Quantitative Results
The evaluation yielded insightful quantitative results:
- Overall Performance: The overall pass rates for the tested LLMs ranged between 51.7% and 53.9%, with the combined average being 52.7%.
- Task-Specific Performance: The performance of the LLMs varied significantly across different task categories. For instance, tasks like "Node-Join" and "Scheduling Priority" saw higher success rates, while more complex tasks like "Cluster Upgrade" and "NetworkPolicy" had lower success rates.
- Summary: The results indicated that the success rate of LLMs decreases as the complexity of the tasks increases. Or in other words: The more complex the tasks, the lower the success rate. The following illustration shows this in more detail.
Qualitative Results
In addition to this, our evaluation resulted in the following qualitative findings:
- Built-in LLMs provide lower-quality responses compared to current-generation foundational models.
- The optimal way to use LLMs is through human-in-the-loop scenarios.
- LLMs can be considered as unreliable search engines; response quality depends on the training corpus.
- As LLMs improve with addressing simple and obvious problems, detecting misrepresentations becomes more challenging.

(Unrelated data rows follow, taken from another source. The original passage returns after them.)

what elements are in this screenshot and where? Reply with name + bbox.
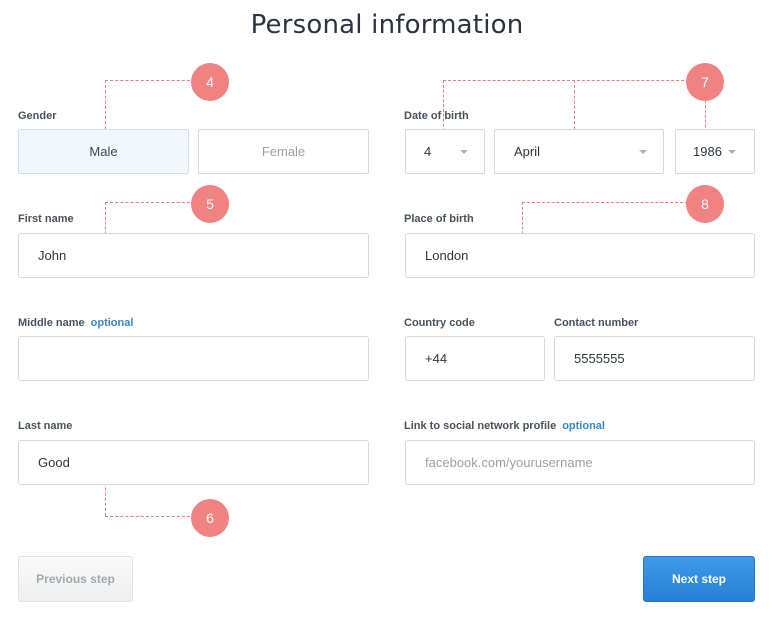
birth-month-value: April xyxy=(514,144,541,159)
annotation-badge-4: 4 xyxy=(191,63,229,101)
chevron-down-icon xyxy=(728,149,736,154)
middle-name-input[interactable] xyxy=(18,336,369,381)
annotation-line xyxy=(105,202,195,203)
optional-tag: optional xyxy=(90,317,134,329)
annotation-line xyxy=(443,80,689,81)
birth-day-value: 4 xyxy=(424,144,432,159)
annotation-badge-6: 6 xyxy=(191,499,229,537)
social-link-label-text: Link to social network profile xyxy=(404,420,557,432)
first-name-input[interactable]: John xyxy=(18,233,369,278)
annotation-line xyxy=(105,80,195,81)
last-name-input[interactable]: Good xyxy=(18,440,369,485)
birth-year-value: 1986 xyxy=(693,144,722,159)
contact-number-input[interactable]: 5555555 xyxy=(554,336,755,381)
first-name-label: First name xyxy=(18,213,74,225)
middle-name-label-text: Middle name xyxy=(18,317,85,329)
date-of-birth-label: Date of birth xyxy=(404,110,469,122)
chevron-down-icon xyxy=(639,149,647,154)
gender-label: Gender xyxy=(18,110,57,122)
annotation-badge-8: 8 xyxy=(686,185,724,223)
place-of-birth-label: Place of birth xyxy=(404,213,474,225)
next-step-button[interactable]: Next step xyxy=(643,556,755,602)
annotation-line xyxy=(522,202,688,203)
chevron-down-icon xyxy=(460,149,468,154)
birth-day-select[interactable]: 4 xyxy=(405,129,485,174)
last-name-label: Last name xyxy=(18,420,73,432)
page-title: Personal information xyxy=(250,10,524,40)
optional-tag: optional xyxy=(562,420,605,432)
annotation-line xyxy=(105,516,195,517)
social-link-input[interactable]: facebook.com/yourusername xyxy=(405,440,755,485)
social-link-label: Link to social network profile optional xyxy=(404,420,605,432)
middle-name-label: Middle name optional xyxy=(18,317,133,329)
birth-year-select[interactable]: 1986 xyxy=(675,129,755,174)
contact-number-label: Contact number xyxy=(554,317,639,329)
gender-female-option[interactable]: Female xyxy=(198,129,369,174)
gender-male-option[interactable]: Male xyxy=(18,129,189,174)
country-code-input[interactable]: +44 xyxy=(405,336,545,381)
country-code-label: Country code xyxy=(404,317,475,329)
annotation-badge-7: 7 xyxy=(686,63,724,101)
birth-month-select[interactable]: April xyxy=(494,129,664,174)
annotation-badge-5: 5 xyxy=(191,185,229,223)
previous-step-button[interactable]: Previous step xyxy=(18,556,133,602)
place-of-birth-input[interactable]: London xyxy=(405,233,755,278)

- Critical thinking and experience are key differentiators in extracting maximum value from LLMs. Senior DevOps engineers gain more value than junior engineers: the more domain knowledge you have, the faster you can identify false positives and interpret LLM responses.
Our Recommendations
As a result of this evaluation, we recommend the following when using LLMs for creating DevOps prompts:
- Educate teams on the importance and methods of critical thinking through tailored training sessions and workshops.

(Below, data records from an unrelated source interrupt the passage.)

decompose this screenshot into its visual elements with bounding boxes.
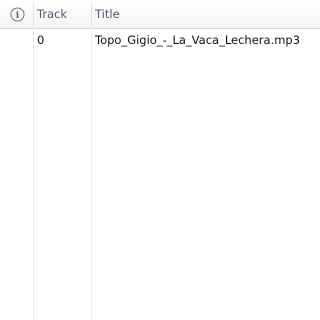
column-divider bbox=[33, 29, 34, 320]
track-title: Topo_Gigio_-_La_Vaca_Lechera.mp3 bbox=[95, 33, 301, 47]
track-row[interactable]: 0 Topo_Gigio_-_La_Vaca_Lechera.mp3 bbox=[0, 29, 320, 51]
svg-text:i: i bbox=[16, 11, 20, 21]
info-icon: i bbox=[10, 7, 25, 22]
column-header-title[interactable]: Title bbox=[91, 0, 320, 28]
column-divider bbox=[91, 29, 92, 320]
column-header-info[interactable]: i bbox=[0, 0, 33, 28]
column-header-track[interactable]: Track bbox=[33, 0, 91, 28]
track-number: 0 bbox=[37, 33, 45, 47]
track-rows: 0 Topo_Gigio_-_La_Vaca_Lechera.mp3 bbox=[0, 29, 320, 51]
track-list: i Track Title 0 Topo_Gigio_-_La_Vaca_Lec… bbox=[0, 0, 320, 320]
column-header-bar: i Track Title bbox=[0, 0, 320, 29]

- Be aware of cognitive load (it may take more time to compensate for misleading LLM responses compared to referring to documentation or the colleague’s advice).

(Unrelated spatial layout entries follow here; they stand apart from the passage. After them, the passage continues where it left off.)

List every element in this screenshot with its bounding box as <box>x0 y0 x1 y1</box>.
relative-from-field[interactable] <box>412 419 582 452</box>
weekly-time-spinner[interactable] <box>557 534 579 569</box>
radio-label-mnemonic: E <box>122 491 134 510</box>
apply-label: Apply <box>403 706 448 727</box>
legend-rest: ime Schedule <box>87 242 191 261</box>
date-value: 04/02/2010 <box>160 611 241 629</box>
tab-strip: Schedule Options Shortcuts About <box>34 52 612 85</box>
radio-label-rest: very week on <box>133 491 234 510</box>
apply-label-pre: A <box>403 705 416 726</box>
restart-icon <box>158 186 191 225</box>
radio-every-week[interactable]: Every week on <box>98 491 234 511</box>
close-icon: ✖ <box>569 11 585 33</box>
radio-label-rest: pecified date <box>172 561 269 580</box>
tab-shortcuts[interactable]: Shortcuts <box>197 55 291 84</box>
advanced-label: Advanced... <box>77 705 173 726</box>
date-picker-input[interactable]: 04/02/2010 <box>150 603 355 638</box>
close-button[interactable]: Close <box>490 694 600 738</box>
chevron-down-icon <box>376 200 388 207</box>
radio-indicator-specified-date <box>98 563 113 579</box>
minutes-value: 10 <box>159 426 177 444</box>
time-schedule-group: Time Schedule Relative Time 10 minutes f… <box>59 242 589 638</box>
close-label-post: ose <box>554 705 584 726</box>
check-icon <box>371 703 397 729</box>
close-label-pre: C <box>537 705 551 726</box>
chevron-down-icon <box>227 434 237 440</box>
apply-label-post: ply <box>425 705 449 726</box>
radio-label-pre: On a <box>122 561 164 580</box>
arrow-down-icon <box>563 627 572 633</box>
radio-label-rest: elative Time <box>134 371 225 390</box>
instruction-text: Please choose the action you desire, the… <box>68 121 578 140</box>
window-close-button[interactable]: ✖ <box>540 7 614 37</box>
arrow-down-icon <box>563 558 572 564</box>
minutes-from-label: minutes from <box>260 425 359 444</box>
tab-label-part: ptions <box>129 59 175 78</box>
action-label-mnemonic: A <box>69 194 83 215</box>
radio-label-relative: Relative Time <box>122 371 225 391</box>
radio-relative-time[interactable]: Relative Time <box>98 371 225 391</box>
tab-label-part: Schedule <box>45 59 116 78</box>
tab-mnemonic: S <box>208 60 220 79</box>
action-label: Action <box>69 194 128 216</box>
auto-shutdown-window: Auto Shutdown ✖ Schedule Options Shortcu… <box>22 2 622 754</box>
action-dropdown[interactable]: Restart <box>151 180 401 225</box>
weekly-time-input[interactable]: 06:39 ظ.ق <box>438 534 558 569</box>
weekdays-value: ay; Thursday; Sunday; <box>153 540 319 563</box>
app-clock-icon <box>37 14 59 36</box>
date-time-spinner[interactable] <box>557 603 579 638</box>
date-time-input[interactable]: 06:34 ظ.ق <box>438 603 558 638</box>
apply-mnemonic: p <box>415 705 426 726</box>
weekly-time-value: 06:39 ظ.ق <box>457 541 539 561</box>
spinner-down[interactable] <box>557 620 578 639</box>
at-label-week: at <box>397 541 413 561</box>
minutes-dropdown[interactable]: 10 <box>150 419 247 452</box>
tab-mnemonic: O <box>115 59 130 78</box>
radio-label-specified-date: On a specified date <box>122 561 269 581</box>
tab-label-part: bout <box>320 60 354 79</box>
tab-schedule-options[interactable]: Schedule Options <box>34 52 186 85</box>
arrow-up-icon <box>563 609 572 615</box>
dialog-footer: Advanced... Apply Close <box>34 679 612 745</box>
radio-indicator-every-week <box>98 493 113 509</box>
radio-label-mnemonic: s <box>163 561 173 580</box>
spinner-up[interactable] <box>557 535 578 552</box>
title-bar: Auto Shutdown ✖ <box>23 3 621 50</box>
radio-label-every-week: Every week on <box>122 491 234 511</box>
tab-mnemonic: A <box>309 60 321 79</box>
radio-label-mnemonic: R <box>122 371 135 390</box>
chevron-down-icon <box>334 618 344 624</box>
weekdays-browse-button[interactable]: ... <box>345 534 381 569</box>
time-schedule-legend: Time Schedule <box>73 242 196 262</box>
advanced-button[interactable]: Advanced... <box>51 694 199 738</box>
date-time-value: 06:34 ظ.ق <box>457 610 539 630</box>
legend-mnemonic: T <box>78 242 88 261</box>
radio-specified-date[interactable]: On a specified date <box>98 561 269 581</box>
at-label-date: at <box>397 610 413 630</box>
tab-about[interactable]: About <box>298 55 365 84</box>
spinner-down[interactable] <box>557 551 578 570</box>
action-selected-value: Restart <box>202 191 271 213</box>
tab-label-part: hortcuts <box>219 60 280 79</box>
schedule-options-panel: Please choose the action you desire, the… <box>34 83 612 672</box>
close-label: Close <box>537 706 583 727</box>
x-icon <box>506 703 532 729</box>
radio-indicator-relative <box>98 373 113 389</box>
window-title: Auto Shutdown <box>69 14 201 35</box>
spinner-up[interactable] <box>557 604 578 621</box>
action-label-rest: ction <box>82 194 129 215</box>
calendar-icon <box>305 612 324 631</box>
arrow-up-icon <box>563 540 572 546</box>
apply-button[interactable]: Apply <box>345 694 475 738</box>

- Use “calibrating” questions to infer the training corpus of each LLM to gauge its ability to provide useful responses (“reverse” Retrieval-Augmented Generation, RAG).
- For corporate users, it is especially important to implement AI/LLM FinOps practices to track costs and ROI across multiple scenarios (SaaS and on-premises solutions), that the developed methodology provides.
Future Evaluations
Looking ahead, we defined several key areas for future assessments:
- Expansion to a Full Benchmark: The evaluation will be expanded to a comprehensive benchmark for Kubernetes tasks, including more granular assessments and additional tasks.
- Evaluation of Additional LLMs/AI Tools: Future evaluations will include more LLMs and AI tools to determine the impact of various factors, such as Retrieval-Augmented Generation (RAG).
- Monitoring Future Developments: Continuous observation of advancements in AI and Kubernetes will be crucial to keep the evaluation framework up-to-date and relevant.
In conclusion, while LLMs show promise in handling simpler Kubernetes tasks, there is significant room for improvement in tackling more complex challenges. The developed methodology provides a solid foundation for ongoing and future evaluations, ensuring that we stay at the forefront of AI and Kubernetes integration.